Getting GitOps buy-in is challenging

You’ve only just convinced your boss that devops is the way to go to get more features to your users, and now you have to go back and convince them to do that all over again with GitOps. It’s a daunting task for anyone, and is certainly another drag on GitOps reaching mainstream adoption.

“We are starting to see organisations where the practitioners who are on the platform teams or developer enablement teams, who are starting to understand the benefits that GitOps can bring, are having a heck of a time helping the decision makers understand the value that GitOps brings, because often the way we describe it is either overly simplistic or doesn’t address the business value,” said Cornelia Davis, CTO at Weaveworks.

One mistake Davis often comes across is in seeing GitOps as a replacement for devops practices. “It’s not a switch, it is a revolution,” she said. “We have matured a great deal with agile development, the tooling that supports that, there is all sorts of optimisations happening. GitOps is saying we have done a lot on the dev side and now we need to do more on the ops side.”

“The problem is the technology is sophisticated, and not many people are familiar with it,” Forrester’s Condo said. “We will see greater refinement in the coming years as enterprises without that combination of developer and cloud engineer skills find better ways to bring together [dev and ops]. If there is any problem with GitOps, it is jumping in with both feet and not getting everyone involved in that process aligned.”

For RedMonk’s Governor, focusing on the control aspect that GitOps brings can be a compelling reason to make the shift. “The business case rests on concerns around developers making system changes that can cause problems. At the moment, it is the Wild West, and GitOps is about regaining some control,” he said.

Properly investing in your people and giving them the time and space to understand what GitOps can bring is vital if the practice is to take hold in a meaningful way.

“Don’t expect a new set of working practices to just happen.
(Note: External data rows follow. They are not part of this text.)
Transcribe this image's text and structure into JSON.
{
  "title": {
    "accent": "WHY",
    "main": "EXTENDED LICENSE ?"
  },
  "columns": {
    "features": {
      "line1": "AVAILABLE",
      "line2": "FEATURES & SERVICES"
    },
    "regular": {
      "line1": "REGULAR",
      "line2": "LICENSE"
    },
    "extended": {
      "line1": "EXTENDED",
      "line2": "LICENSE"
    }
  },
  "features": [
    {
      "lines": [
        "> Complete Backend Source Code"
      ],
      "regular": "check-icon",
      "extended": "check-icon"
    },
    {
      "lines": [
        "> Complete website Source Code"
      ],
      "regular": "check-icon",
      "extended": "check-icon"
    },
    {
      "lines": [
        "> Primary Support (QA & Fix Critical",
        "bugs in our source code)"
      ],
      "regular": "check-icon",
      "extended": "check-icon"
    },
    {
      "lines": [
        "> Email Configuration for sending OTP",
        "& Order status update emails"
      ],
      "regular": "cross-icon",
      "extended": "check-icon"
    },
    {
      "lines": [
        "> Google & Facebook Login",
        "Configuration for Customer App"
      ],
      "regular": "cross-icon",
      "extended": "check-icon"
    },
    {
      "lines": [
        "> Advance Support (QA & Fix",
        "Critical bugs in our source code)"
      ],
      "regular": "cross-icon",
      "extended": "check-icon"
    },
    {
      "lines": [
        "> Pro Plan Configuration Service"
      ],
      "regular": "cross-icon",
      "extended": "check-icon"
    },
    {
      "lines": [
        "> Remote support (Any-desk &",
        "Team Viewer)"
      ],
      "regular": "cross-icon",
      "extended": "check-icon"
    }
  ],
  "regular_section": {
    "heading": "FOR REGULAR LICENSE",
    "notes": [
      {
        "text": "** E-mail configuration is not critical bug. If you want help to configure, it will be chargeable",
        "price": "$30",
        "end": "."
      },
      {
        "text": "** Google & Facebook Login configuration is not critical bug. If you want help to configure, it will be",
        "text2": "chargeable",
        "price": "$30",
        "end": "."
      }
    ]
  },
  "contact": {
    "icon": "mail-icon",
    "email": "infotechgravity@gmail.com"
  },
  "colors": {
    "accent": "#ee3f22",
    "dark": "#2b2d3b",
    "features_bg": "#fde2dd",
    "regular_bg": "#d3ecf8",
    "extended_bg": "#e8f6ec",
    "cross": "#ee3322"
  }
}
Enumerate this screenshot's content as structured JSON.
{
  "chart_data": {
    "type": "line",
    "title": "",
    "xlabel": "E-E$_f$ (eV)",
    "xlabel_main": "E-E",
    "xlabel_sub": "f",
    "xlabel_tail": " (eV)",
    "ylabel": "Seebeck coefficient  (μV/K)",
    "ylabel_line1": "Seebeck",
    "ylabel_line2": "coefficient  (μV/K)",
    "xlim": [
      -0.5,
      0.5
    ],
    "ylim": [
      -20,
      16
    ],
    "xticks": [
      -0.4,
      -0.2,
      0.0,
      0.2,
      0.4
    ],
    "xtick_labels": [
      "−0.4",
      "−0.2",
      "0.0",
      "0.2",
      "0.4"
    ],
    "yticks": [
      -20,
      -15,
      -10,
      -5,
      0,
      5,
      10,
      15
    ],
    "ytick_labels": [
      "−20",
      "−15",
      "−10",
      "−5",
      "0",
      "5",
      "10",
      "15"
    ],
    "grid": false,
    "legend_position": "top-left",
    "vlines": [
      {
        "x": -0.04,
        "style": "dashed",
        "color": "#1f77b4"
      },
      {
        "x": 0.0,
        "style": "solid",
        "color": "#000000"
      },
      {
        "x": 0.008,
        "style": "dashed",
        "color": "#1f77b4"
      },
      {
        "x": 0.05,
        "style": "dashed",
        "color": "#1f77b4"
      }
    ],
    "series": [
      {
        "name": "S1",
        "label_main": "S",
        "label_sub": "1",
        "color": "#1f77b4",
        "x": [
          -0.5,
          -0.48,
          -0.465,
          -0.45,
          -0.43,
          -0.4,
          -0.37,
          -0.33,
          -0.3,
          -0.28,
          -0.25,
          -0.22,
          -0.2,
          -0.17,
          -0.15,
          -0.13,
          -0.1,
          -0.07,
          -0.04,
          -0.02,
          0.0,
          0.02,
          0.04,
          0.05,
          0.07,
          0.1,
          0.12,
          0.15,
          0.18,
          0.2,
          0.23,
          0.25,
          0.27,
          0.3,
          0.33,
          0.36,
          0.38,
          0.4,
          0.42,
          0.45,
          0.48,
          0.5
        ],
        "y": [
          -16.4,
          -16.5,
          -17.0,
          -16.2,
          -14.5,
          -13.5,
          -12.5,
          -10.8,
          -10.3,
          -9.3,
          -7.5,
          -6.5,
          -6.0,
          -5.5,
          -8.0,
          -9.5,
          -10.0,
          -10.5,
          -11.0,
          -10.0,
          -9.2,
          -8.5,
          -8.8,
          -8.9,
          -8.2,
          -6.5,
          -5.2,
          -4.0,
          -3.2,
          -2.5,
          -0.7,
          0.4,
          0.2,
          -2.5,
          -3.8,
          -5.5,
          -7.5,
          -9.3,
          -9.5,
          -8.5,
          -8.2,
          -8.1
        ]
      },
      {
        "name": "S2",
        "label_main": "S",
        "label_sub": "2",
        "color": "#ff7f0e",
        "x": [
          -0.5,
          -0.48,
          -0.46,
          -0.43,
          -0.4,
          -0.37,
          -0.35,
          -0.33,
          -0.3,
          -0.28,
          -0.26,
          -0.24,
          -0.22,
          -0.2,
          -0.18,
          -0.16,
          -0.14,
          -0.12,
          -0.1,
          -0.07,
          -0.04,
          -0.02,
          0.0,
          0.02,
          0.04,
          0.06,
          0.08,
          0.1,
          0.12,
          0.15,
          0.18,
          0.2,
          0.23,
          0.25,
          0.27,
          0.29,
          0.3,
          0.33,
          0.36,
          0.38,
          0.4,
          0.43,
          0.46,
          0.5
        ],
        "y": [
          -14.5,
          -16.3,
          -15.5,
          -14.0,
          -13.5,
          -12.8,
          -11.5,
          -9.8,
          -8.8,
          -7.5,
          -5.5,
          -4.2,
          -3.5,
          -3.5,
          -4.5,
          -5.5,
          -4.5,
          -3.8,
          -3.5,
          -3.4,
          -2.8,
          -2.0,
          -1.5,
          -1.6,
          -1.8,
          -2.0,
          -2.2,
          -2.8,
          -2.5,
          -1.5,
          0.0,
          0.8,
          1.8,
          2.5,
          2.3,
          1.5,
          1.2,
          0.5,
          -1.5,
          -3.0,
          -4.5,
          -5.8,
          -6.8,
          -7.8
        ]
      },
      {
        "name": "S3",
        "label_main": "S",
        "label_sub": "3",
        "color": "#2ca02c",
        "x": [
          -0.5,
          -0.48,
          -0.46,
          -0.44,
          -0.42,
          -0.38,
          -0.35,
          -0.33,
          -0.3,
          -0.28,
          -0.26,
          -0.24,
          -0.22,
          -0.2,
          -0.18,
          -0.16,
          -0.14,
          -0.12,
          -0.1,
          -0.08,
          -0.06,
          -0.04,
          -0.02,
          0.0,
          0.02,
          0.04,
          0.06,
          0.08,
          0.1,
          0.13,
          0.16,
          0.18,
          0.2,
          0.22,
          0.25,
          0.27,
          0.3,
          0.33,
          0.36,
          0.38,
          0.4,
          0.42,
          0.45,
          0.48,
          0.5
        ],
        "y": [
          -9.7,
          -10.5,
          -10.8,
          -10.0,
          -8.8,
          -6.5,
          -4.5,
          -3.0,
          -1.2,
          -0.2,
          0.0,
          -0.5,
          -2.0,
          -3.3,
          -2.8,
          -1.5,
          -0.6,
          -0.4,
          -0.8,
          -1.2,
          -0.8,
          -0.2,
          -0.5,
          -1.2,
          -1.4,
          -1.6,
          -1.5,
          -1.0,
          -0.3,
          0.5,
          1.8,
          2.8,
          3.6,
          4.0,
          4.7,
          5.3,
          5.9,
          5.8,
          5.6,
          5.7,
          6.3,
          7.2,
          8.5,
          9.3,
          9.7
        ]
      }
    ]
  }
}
The whole organisation will not suddenly do GitOps, but when you are planning a new project and looking at cloud-native infrastructure, maybe try some GitOps practices there to build up organisational confidence,” Governor said.

While all signs point to the industry still being early on the adoption curve for GitOps, IDC’s Mercer believes it will probably take hold “faster [than devops], as the cultural barriers have been broken down a bit already. If you are doing devops and continuous delivery, you are in the minority, but you will be pretty well-attuned to adopt GitOps.”